Je sais qu'un grand nombre de membres du comité font partie de diverses associations parlementaires. Au cours des réunions qui auront lieu les deux prochaines années, j'espère que les parlementaires canadiens encourageront activement leurs homologues à ratifier le traité, car la prochaine étape est parlementaire. Nous passons de l'étape diplomatique, c'est-à-dire la signature, à l'étape parlementaire, c'est-à-dire la ratification du traité. C'est le processus que nous avons amorcé aujourd'hui.
Le premier objectif du projet de loi C-22 est d'inscrire dans notre loi les exigences du traité, à savoir interdire l'acquisition, la production, l'exportation ou le stockage de mines antipersonnel. Tous ces actes deviennent alors contraires au droit canadien.
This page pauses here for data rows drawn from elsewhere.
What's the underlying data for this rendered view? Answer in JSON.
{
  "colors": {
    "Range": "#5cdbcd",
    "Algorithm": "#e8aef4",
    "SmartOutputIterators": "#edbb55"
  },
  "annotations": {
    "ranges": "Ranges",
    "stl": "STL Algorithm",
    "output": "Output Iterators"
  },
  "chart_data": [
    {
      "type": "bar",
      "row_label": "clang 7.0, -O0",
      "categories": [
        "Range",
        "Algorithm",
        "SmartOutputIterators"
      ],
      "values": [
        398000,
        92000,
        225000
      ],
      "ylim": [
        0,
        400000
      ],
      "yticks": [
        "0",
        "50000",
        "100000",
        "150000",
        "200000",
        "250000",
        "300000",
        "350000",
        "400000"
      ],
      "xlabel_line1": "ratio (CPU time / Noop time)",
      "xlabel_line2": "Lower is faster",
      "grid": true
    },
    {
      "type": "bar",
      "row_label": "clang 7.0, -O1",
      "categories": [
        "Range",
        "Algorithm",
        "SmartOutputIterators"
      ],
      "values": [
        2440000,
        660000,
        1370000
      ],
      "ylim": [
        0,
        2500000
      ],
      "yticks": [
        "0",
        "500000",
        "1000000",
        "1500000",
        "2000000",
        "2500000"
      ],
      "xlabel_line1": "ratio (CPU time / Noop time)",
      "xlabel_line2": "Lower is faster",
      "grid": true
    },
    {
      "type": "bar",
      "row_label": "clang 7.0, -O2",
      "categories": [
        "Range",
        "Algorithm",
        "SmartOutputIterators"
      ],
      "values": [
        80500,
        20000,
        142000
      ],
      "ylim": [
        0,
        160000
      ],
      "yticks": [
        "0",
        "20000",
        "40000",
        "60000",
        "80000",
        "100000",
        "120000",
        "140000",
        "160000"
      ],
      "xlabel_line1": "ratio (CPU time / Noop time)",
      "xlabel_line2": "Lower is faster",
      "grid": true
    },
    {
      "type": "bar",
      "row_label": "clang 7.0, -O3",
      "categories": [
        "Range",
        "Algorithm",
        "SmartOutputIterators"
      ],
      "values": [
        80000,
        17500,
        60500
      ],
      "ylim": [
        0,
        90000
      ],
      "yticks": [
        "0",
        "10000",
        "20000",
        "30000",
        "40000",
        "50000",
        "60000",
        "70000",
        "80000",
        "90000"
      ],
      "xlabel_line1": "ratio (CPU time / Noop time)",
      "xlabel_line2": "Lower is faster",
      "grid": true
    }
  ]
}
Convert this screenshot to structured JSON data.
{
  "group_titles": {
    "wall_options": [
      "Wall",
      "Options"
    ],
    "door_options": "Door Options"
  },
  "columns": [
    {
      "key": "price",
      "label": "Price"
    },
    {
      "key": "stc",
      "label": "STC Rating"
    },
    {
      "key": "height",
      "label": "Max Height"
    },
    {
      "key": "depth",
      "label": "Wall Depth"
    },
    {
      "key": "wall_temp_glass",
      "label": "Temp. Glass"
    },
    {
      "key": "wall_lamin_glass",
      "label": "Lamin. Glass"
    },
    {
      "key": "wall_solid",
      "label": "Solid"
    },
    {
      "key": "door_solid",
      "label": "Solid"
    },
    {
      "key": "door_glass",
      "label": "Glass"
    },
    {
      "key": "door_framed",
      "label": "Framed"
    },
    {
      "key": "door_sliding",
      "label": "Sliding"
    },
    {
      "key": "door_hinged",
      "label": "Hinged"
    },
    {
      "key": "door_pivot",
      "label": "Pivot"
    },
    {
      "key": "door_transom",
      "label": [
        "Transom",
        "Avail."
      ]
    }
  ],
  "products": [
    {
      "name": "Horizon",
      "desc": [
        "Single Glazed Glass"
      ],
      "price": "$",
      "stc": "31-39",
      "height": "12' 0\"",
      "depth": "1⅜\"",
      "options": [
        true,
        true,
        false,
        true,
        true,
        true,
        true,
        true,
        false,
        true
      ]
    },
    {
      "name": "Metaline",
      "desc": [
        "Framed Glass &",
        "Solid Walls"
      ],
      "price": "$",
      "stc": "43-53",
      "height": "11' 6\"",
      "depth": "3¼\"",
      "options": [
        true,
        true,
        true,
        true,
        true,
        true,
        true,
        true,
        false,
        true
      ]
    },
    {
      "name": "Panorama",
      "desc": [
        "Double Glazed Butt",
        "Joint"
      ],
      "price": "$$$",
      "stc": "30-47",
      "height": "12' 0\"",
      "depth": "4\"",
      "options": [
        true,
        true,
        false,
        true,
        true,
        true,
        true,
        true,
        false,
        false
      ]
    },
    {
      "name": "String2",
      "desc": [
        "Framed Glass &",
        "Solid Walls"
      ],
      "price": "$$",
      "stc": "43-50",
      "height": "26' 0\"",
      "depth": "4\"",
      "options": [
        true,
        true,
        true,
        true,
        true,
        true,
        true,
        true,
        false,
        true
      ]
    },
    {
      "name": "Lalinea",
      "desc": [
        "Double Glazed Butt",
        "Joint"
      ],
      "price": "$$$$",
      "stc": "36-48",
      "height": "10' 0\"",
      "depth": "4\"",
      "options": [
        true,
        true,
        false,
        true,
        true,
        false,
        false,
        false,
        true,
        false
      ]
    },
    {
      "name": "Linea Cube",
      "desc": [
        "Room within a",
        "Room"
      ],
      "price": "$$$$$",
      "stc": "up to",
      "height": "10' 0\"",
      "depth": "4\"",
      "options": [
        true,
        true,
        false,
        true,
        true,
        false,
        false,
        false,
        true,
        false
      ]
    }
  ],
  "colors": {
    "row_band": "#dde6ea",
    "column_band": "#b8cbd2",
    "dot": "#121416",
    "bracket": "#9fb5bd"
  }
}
Le projet de loi exige la destruction de toutes les mines antipersonnel. D'ailleurs, il y a trois ou quatre semaines, le Canada a détruit ses dernières mines. Nous avons droit à environ 1 200 mines terrestres à des fins d'entraînement et de manipulation. Nos forces armées, qui sont devenues des spécialistes du déminage, continueront à disposer d'une petite quantité de mines simplement à des fins d'entraînement pour pouvoir montrer aux autres pays -- comme le Cambodge -- la façon de procéder.
Le projet de loi énonce également les mesures de vérification nécessaires pour assurer l'observation du traité.
Le projet de loi C-22 criminalise également en vertu du droit canadien les activités interdites en vertu de la convention.
Pour aider les sénateurs, nous avons annexé le texte de la convention au projet de loi pour vous permettre de constater le lien direct qui existe entre ces deux textes.
Le projet de loi renferme des dispositions portant sur un certain nombre d'événements ou de cas très précis. Nous avons dû prévoir dans la loi des missions d'établissement des faits envoyées au Canada pour enquêter sur des accusations de non-observation de la convention. Nous tenions à nous assurer que toute activité d'inspection sera conforme à la Charte. C'est pourquoi nous avons ajouté au projet de loi une disposition prévoyant que toute mesure destinée à assurer le respect de la convention serait prise par l'entremise d'un tribunal et non simplement par le ministre. Un tribunal serait chargé de prendre ces décisions pour veiller à ce qu'elles soient appropriées et conformes aux dispositions de la Charte.
Nous avons également prévu une définition plus précise des mines antipersonnel dans la loi pour en faciliter l'interprétation par les tribunaux canadiens. Nous avons défini de façon encore plus précise la convention que dans l'ancienne loi afin d'éliminer toute ambiguïté pour les tribunaux.
Des exemptions sont prévues pour désactiver correctement les mines qui peuvent être exposées dans un musée ou gardées en souvenir. Pour vous en donner un exemple, ce matin mon fils de 12 ans présentait à sa classe de 7e année son projet de science qui porte sur les mines terrestres, et j'avais réussi à lui obtenir quelques mines complètement désactivées. C'est un bon exemple de la façon dont cette question a capturé l'intérêt d'un grand nombre de nos jeunes.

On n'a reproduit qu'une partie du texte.